Bruce Springsteen, review: Epic show puts all retirement chatter to rest

Bruce Springsteen and The East Street Band perform at Principality Stadium
Bruce Springsteen and The East Street Band perform at Principality Stadium - Redferns

“I’ll see you in my dreams,” Bruce Springsteen crooned at the end of another epic set, opening another British tour at Cardiff’s Principality Stadium. We should count ourselves lucky to still be seeing him in the flesh.

Perhaps the greatest live performer the rock era has ever witnessed, Springsteen will turn 75 this year, and is coming back from a health scare that forced him to postpone this second leg of his world tour.

He recently admitted that he had been suffering from peptic ulcers so severe he was afraid he would never be able to sing again. There had been hints of finality about the whole tour, which was full of songs of loss, mortality, memory and the weight of passing time. Was it time for the Boss to consider retirement options?

He put any such notions to rest in Cardiff, singing and playing for three hours with the vigour of a man in the prime of life. An astoundingly physical performer, Springsteen still moves about the stage with a spring in his septuagenarian step, strikes his guitar as if determined to wring every last drop of music out of it, and sings with a lung power that pushes past the limitations of his vocal cords to land whatever note the melody and emotion demands, his face contorted with concentration, conviction and, sometimes, a kind of joyous amazement that he’s pulled it off. He certainly doesn’t look or sound like he’s just been let out of sick bay, or is worrying about heading back that way.
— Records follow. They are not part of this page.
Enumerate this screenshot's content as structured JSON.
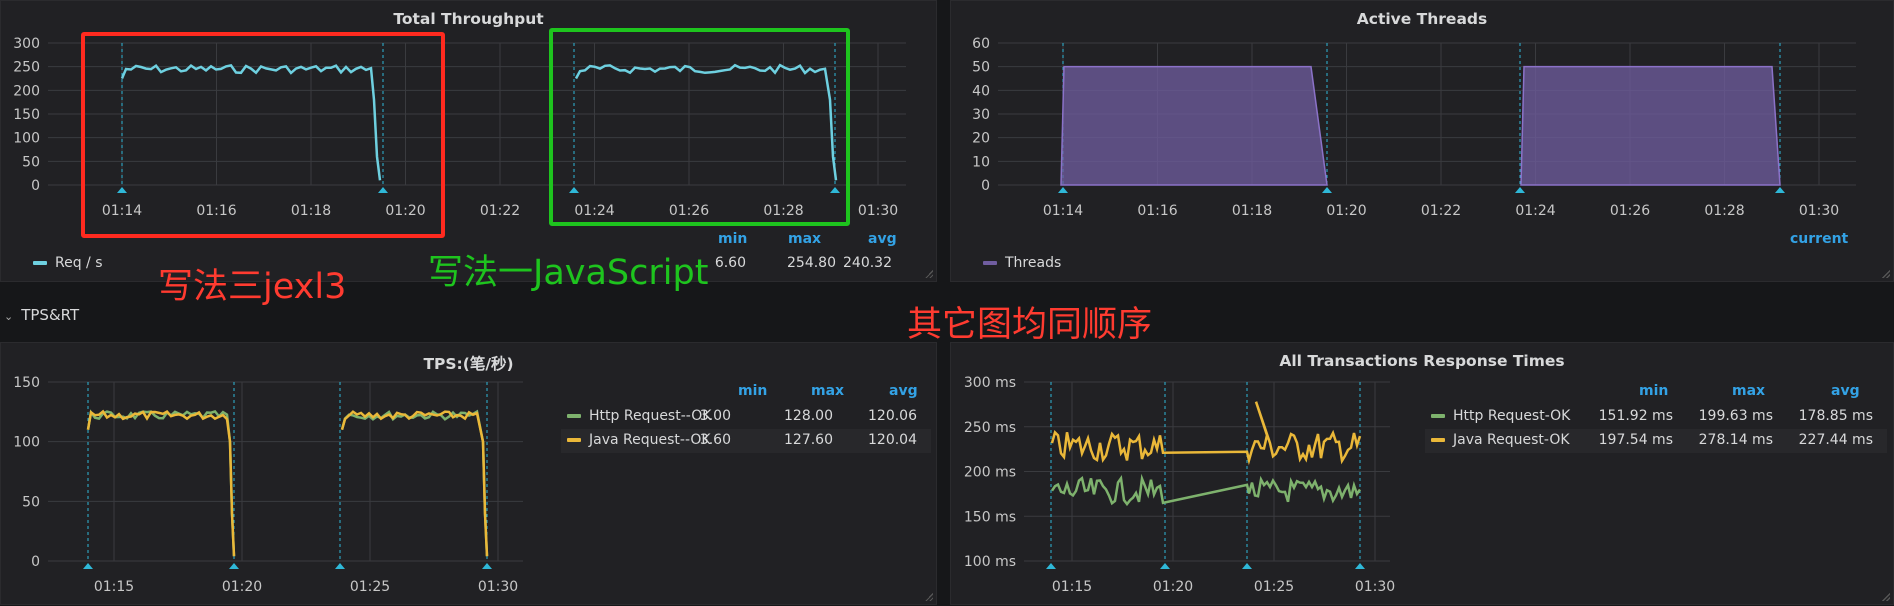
{
  "panels": {
    "throughput": {
      "title": "Total Throughput",
      "y_ticks": [
        "300",
        "250",
        "200",
        "150",
        "100",
        "50",
        "0"
      ],
      "x_ticks": [
        "01:14",
        "01:16",
        "01:18",
        "01:20",
        "01:22",
        "01:24",
        "01:26",
        "01:28",
        "01:30"
      ],
      "legend": {
        "label": "Req / s",
        "color": "#6ed0e0",
        "hdr_min": "min",
        "hdr_max": "max",
        "hdr_avg": "avg",
        "min": "6.60",
        "max": "254.80",
        "avg": "240.32"
      }
    },
    "threads": {
      "title": "Active Threads",
      "y_ticks": [
        "60",
        "50",
        "40",
        "30",
        "20",
        "10",
        "0"
      ],
      "x_ticks": [
        "01:14",
        "01:16",
        "01:18",
        "01:20",
        "01:22",
        "01:24",
        "01:26",
        "01:28",
        "01:30"
      ],
      "legend": {
        "label": "Threads",
        "color": "#705da0",
        "hdr_current": "current"
      }
    },
    "tps": {
      "title": "TPS:(笔/秒)",
      "y_ticks": [
        "150",
        "100",
        "50",
        "0"
      ],
      "x_ticks": [
        "01:15",
        "01:20",
        "01:25",
        "01:30"
      ],
      "legend": {
        "hdr_min": "min",
        "hdr_max": "max",
        "hdr_avg": "avg",
        "rows": [
          {
            "label": "Http Request--OK",
            "color": "#7eb26d",
            "min": "3.00",
            "max": "128.00",
            "avg": "120.06"
          },
          {
            "label": "Java Request--OK",
            "color": "#eab839",
            "min": "3.60",
            "max": "127.60",
            "avg": "120.04"
          }
        ]
      }
    },
    "rt": {
      "title": "All Transactions Response Times",
      "y_ticks": [
        "300 ms",
        "250 ms",
        "200 ms",
        "150 ms",
        "100 ms"
      ],
      "x_ticks": [
        "01:15",
        "01:20",
        "01:25",
        "01:30"
      ],
      "legend": {
        "hdr_min": "min",
        "hdr_max": "max",
        "hdr_avg": "avg",
        "rows": [
          {
            "label": "Http Request-OK",
            "color": "#7eb26d",
            "min": "151.92 ms",
            "max": "199.63 ms",
            "avg": "178.85 ms"
          },
          {
            "label": "Java Request-OK",
            "color": "#eab839",
            "min": "197.54 ms",
            "max": "278.14 ms",
            "avg": "227.44 ms"
          }
        ]
      }
    }
  },
  "row": {
    "title": "TPS&RT"
  },
  "annotations": {
    "jexl3": {
      "text": "写法三jexl3",
      "color": "#ff3b30"
    },
    "javascript": {
      "text": "写法一JavaScript",
      "color": "#1ec41e"
    },
    "order": {
      "text": "其它图均同顺序",
      "color": "#ff3b30"
    }
  },
  "chart_data": [
    {
      "type": "line",
      "title": "Total Throughput",
      "x": [
        "01:14",
        "01:16",
        "01:18",
        "01:20",
        "01:22",
        "01:24",
        "01:26",
        "01:28",
        "01:30"
      ],
      "ylim": [
        0,
        300
      ],
      "series": [
        {
          "name": "Req / s",
          "segments": [
            {
              "start": "01:14",
              "end": "01:19:30",
              "level": 245
            },
            {
              "start": "01:23:50",
              "end": "01:29:30",
              "level": 245
            }
          ],
          "min": 6.6,
          "max": 254.8,
          "avg": 240.32
        }
      ]
    },
    {
      "type": "area",
      "title": "Active Threads",
      "ylim": [
        0,
        60
      ],
      "series": [
        {
          "name": "Threads",
          "segments": [
            {
              "start": "01:14",
              "end": "01:19:30",
              "level": 50
            },
            {
              "start": "01:23:50",
              "end": "01:29:30",
              "level": 50
            }
          ]
        }
      ]
    },
    {
      "type": "line",
      "title": "TPS:(笔/秒)",
      "ylim": [
        0,
        150
      ],
      "series": [
        {
          "name": "Http Request--OK",
          "min": 3.0,
          "max": 128.0,
          "avg": 120.06
        },
        {
          "name": "Java Request--OK",
          "min": 3.6,
          "max": 127.6,
          "avg": 120.04
        }
      ]
    },
    {
      "type": "line",
      "title": "All Transactions Response Times",
      "ylim": [
        100,
        300
      ],
      "series": [
        {
          "name": "Http Request-OK",
          "min": 151.92,
          "max": 199.63,
          "avg": 178.85
        },
        {
          "name": "Java Request-OK",
          "min": 197.54,
          "max": 278.14,
          "avg": 227.44
        }
      ]
    }
  ]
}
Bruce Springsteen (L) and Steven Van Zandt of The East Street Band
Bruce Springsteen (L) and Steven Van Zandt of The East Street Band - Redferns

Amidst a thoughtfully conceived set that locates a narrative of remembrance and commemoration from songs drawn from across his 50 year career, Cardiff was treated to some rarities (So Young and In Love, Better Days, and a fantastic first ever performance of If I Was The Priest from 2020’s Letter to You) and some choice favourites he doesn’t always deign to play (a thumping Born In The USA, a brooding take on The River). The rest was rip-roaring classics from his superlative catalogue, with a final romp through Born To Run, Bobby Jean, Dancing in the Dark, Tenth Avenue Freeze Out and a riotous cover of Twist and Shout with the house lights on so that the dancing, singing, yelling audience became as much a part of the experience as the band.

The challenge of writing a Springsteen review is to come up with superlatives adequate to the occasion, and perhaps to persuade the few remaining sceptics that this supreme rock and roller really is as great as everyone says he is. Because he really is. I first saw him back in 1985, at Wembley Stadium, and I was astonished that a man and a band could command such a huge space with such intimate charisma, summoning a spiritual bond of sweat, blood and music. Every Springsteen gig feels like the greatest show on earth, and this was no exception. The band played, the audience sang, and 60,000 fans and 17 musicians were engulfed in a spectacle of unadulterated joy and human connectedness. For one night with Springsteen and his extraordinary E Street Band, Cardiff was the rock and roll centre of the earth. So yeah, it was good. Of course it was good.

Springsteen put on an epic show
Springsteen put on an epic show - Redferns

Can Bruce and his ageing band mates really keep this level of performance up for much longer? The octogenarian Rolling Stones and Paul McCartney have shown that it is possible. Last year, I detected sombre notes in a set that intimated approaching endings. But a year down the line, and despite health-related interruptions, the set has become looser.

The smiles and eye contact, expressions of absolute delight passing amongst the band and their leader as they perform with so much energy and commitment gives pause for doubt. Springsteen may still be closing the show with an acoustic solo performance of the elegiac I’ll See You In My Dreams, but it has become noticeably less sombre than before, as if he has located new possibilities in his remembrance of things past.

I don’t think this rock and roll hero is going to give up without a hell of a fight.

Bruce Springsteen and the E Street Band play Belfast’s Boucher Fields on Thursday, May 9th. They are touring until July 27. A new compilation album, The Best of Bruce Springsteen, is out via Columbia Records.